As we set upon our day I was excited to get to explore our surrounding area. If just our little section of the river was this majestic, I knew it could only go up from here. So, while I watched Alter giddily skip away with his fishing gear and the rest of us started our hike upstream, I was determined to capture the beauty of the land. Not just capture it with my camera either, but to really stamp it into my mind and start to understand where I was. The second we got around the first bend in the river on our hike, I was in disbelief. It just kept on going. It was just all so picturesque. We walked along the river for about a mile, but trust me in the heat it felt like three. We stopped at a bank in river, where a mandir that had been erected around 400 years ago. Suman, our faithful Indian leader/guide, told us about how it was dedicated to Shiva.

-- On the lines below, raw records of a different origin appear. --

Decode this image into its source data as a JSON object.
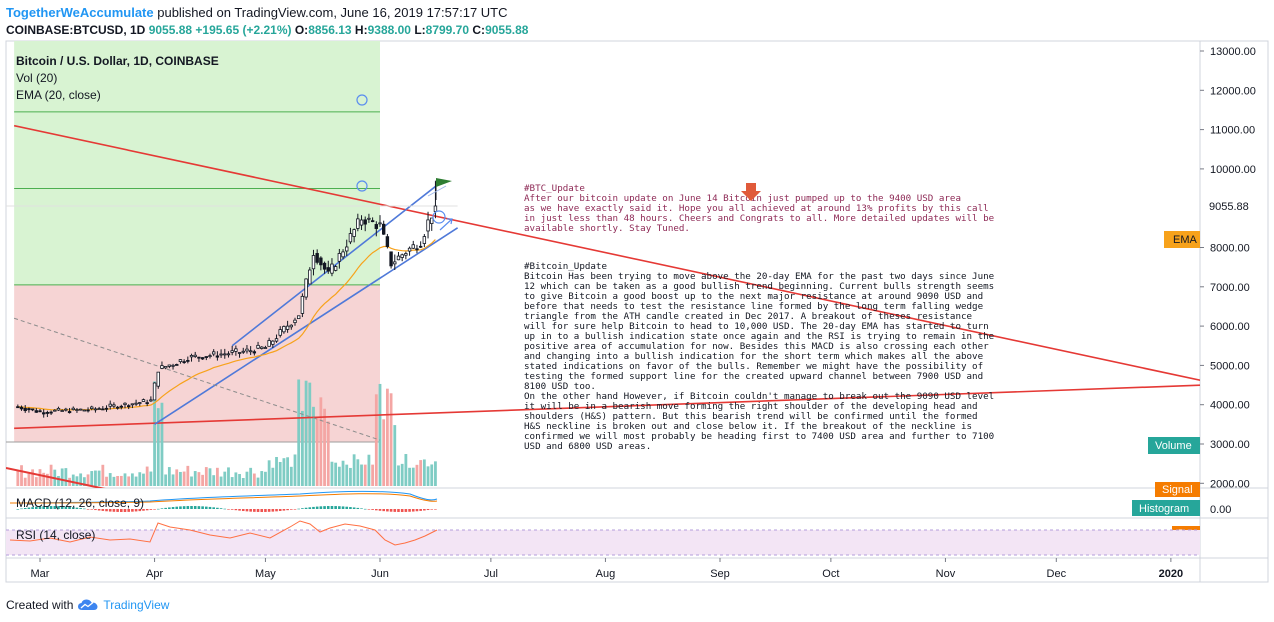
{
  "header": {
    "author": "TogetherWeAccumulate",
    "published": "published on TradingView.com, June 16, 2019 17:57:17 UTC",
    "symbol": "COINBASE:BTCUSD, 1D",
    "last": "9055.88",
    "change": "+195.65 (+2.21%)",
    "o_label": "O:",
    "o": "8856.13",
    "h_label": "H:",
    "h": "9388.00",
    "l_label": "L:",
    "l": "8799.70",
    "c_label": "C:",
    "c": "9055.88"
  },
  "legend": {
    "title": "Bitcoin / U.S. Dollar, 1D, COINBASE",
    "vol": "Vol (20)",
    "ema": "EMA (20, close)",
    "macd": "MACD (12, 26, close, 9)",
    "rsi": "RSI (14, close)"
  },
  "badges": {
    "price": "9055.88",
    "ema": "EMA",
    "volume": "Volume",
    "signal": "Signal",
    "histogram": "Histogram",
    "macd_zero": "0.00",
    "rsi": "RSI"
  },
  "annotation1": {
    "lines": [
      "#BTC_Update",
      "After our bitcoin update on June 14      Bitcoin just pumped up to the 9400 USD area",
      "as we have exactly said it. Hope you all achieved at around 13% profits by this call",
      "in just less than 48 hours. Cheers and Congrats to all. More detailed updates will be",
      "available shortly. Stay Tuned."
    ]
  },
  "annotation2": {
    "lines": [
      "#Bitcoin_Update",
      "Bitcoin Has been trying to move above the 20-day EMA for the past two days since June",
      "12 which can be taken as a good bullish trend beginning. Current bulls strength seems",
      "to give Bitcoin a good boost up to the next major resistance at around 9090 USD and",
      "before that needs to test the resistance line formed by the long term falling wedge",
      "triangle from the ATH candle created in Dec 2017. A breakout of theses resistance",
      "will for sure help Bitcoin to head to 10,000 USD. The 20-day EMA has started to turn",
      "up in to a bullish indication state once again and the RSI is trying to remain in the",
      "positive area of accumulation for now. Besides this MACD is also crossing each other",
      "and changing into a bullish indication for the short term which makes all the above",
      "stated indications on favor of the bulls. Remember we might have the possibility of",
      "testing the formed support line for the created upward channel between 7900 USD and",
      "8100 USD too.",
      "On the other hand However, if Bitcoin couldn't manage to break out the 9090 USD level",
      "it will be in a bearish move forming the right shoulder of the developing head and",
      "shoulders (H&S) pattern. But this bearish trend will be confirmed until the formed",
      "H&S neckline is broken out and close below it. If the breakout of the neckline is",
      "confirmed we will most probably be heading first to 7400 USD area and further to 7100",
      "USD and 6800 USD areas."
    ]
  },
  "footer": {
    "created": "Created with",
    "brand": "TradingView"
  },
  "colors": {
    "up": "#26a69a",
    "down": "#ef5350",
    "candle": "#131722",
    "ema": "#f7a21b",
    "channel": "#4f79d9",
    "resistance": "#e53935",
    "annotation": "#8e2a56",
    "green_zone": "#d8f3d2",
    "red_zone": "#f6d4d4"
  },
  "chart_data": {
    "type": "candlestick",
    "title": "Bitcoin / U.S. Dollar, 1D, COINBASE",
    "x_axis": {
      "tick_labels": [
        "Mar",
        "Apr",
        "May",
        "Jun",
        "Jul",
        "Aug",
        "Sep",
        "Oct",
        "Nov",
        "Dec",
        "2020"
      ],
      "tick_dates": [
        "2019-03-01",
        "2019-04-01",
        "2019-05-01",
        "2019-06-01",
        "2019-07-01",
        "2019-08-01",
        "2019-09-01",
        "2019-10-01",
        "2019-11-01",
        "2019-12-01",
        "2020-01-01"
      ],
      "range": [
        "2019-02-22",
        "2020-01-10"
      ]
    },
    "y_axis": {
      "tick_labels": [
        "13000.00",
        "12000.00",
        "11000.00",
        "10000.00",
        "8000.00",
        "7000.00",
        "6000.00",
        "5000.00",
        "4000.00",
        "3000.00",
        "2000.00"
      ],
      "tick_values": [
        13000,
        12000,
        11000,
        10000,
        8000,
        7000,
        6000,
        5000,
        4000,
        3000,
        2000
      ],
      "range": [
        1900,
        13400
      ],
      "scale": "linear"
    },
    "last_price": 9055.88,
    "anchors": [
      {
        "date": "2019-02-23",
        "close": 3950
      },
      {
        "date": "2019-03-01",
        "close": 3820
      },
      {
        "date": "2019-03-15",
        "close": 3880
      },
      {
        "date": "2019-03-31",
        "close": 4100
      },
      {
        "date": "2019-04-02",
        "close": 4900
      },
      {
        "date": "2019-04-10",
        "close": 5200
      },
      {
        "date": "2019-04-25",
        "close": 5350
      },
      {
        "date": "2019-05-01",
        "close": 5450
      },
      {
        "date": "2019-05-10",
        "close": 6300
      },
      {
        "date": "2019-05-14",
        "close": 7900
      },
      {
        "date": "2019-05-18",
        "close": 7300
      },
      {
        "date": "2019-05-22",
        "close": 7950
      },
      {
        "date": "2019-05-27",
        "close": 8750
      },
      {
        "date": "2019-06-01",
        "close": 8550
      },
      {
        "date": "2019-06-04",
        "close": 7600
      },
      {
        "date": "2019-06-08",
        "close": 7900
      },
      {
        "date": "2019-06-12",
        "close": 8150
      },
      {
        "date": "2019-06-14",
        "close": 8650
      },
      {
        "date": "2019-06-16",
        "close": 9055.88
      }
    ],
    "volume_peaks_dates": [
      "2019-04-02",
      "2019-05-11",
      "2019-05-14",
      "2019-05-17",
      "2019-06-01",
      "2019-06-04"
    ],
    "zones": [
      {
        "type": "green",
        "from": 7050,
        "to": 13400,
        "date_from": "2019-02-22",
        "date_to": "2019-06-01"
      },
      {
        "type": "red",
        "from": 3050,
        "to": 7050,
        "date_from": "2019-02-22",
        "date_to": "2019-06-01"
      }
    ],
    "horizontal_levels": [
      11450,
      9500,
      7050
    ],
    "lines": [
      {
        "name": "resistance",
        "from": {
          "date": "2019-02-22",
          "value": 11100
        },
        "to": {
          "date": "2020-01-10",
          "value": 4600
        }
      },
      {
        "name": "support",
        "from": {
          "date": "2019-02-22",
          "value": 3400
        },
        "to": {
          "date": "2020-01-10",
          "value": 4500
        }
      },
      {
        "name": "channel-upper",
        "from": {
          "date": "2019-04-22",
          "value": 5500
        },
        "to": {
          "date": "2019-06-18",
          "value": 9700
        }
      },
      {
        "name": "channel-lower",
        "from": {
          "date": "2019-04-01",
          "value": 3500
        },
        "to": {
          "date": "2019-06-22",
          "value": 8500
        }
      },
      {
        "name": "dashed-trend",
        "from": {
          "date": "2019-02-22",
          "value": 6200
        },
        "to": {
          "date": "2019-06-01",
          "value": 3100
        }
      }
    ]
  }
}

Shiva is the most widely worshipped god in the Hindu religion. The people of the surrounding community come to the mandir to give their sacrifices, not just animal, and respects to Shiva. This was a stark contrast to our western approach towards religion. It wasn’t some high rising beautiful Catholic Church in Rome, but to me it felt more real. You could see that people actually use it, there wasn’t an effort to make it seem unused, something I feel the extensive cleaning of our religious areas does. As we were sitting at the mandir a group of local boys that was frolicking in the Saryu slowly grew more and more. After we had finished talking about the religious sanctity, we made our way down to the shore. Slowly the addiction to competition seeped in and challenges of swimming races were tossed at the boys. Cooper got smoked. It was amazing how quickly a connection was formed. They brought us across the river to a rock that jutted out over the water. Jumping off that rock was a better rush than any rollercoaster at Kings Dominion can give you.
In under two years this will all be gone. The mandir, the river, the boys’ backyard playground, even one of the most holy Hindu temples that sits at the confluence of the Saryu and Kali rivers. The Indian government has decided to build a dam just beyond the confluence. This dam will put everything I’ve talked about hundreds of feet underwater. Thousands of people will be displaced, whole communities uprooted and forced to change their entire ways of life. All for some hydroelectric power that will most likely be sent far away from the people that need it most, aka the people that entire lives that are being flipped upside down by the dam. It’s not just people that are being affected either. The mahseer, in english – King of the River, a fish native to the Saryu will have it’s only route to it’s breeding grounds cut off. Not to mention the hundred of thousands of trees that will be submerged.
While we’ve been here we’ve spoken a lot about change. Especially the way a country, especially India, makes decisions to move their country forward. So when I see India prioritizing their infrastructure over the people that are the roots of their culture I get very sad. People might think “Oh they do nothing all day, getting pushed into more into a more modern society will be good for them”, but when people look like their doing nothing that is when culture is being cultivated. The relaxing in between harvests, leads to stories being created, religions being formed, and new types of food coming fruition. These are the things that keep India, India. Not the corrupt mess of a dam that’s full power will never be used.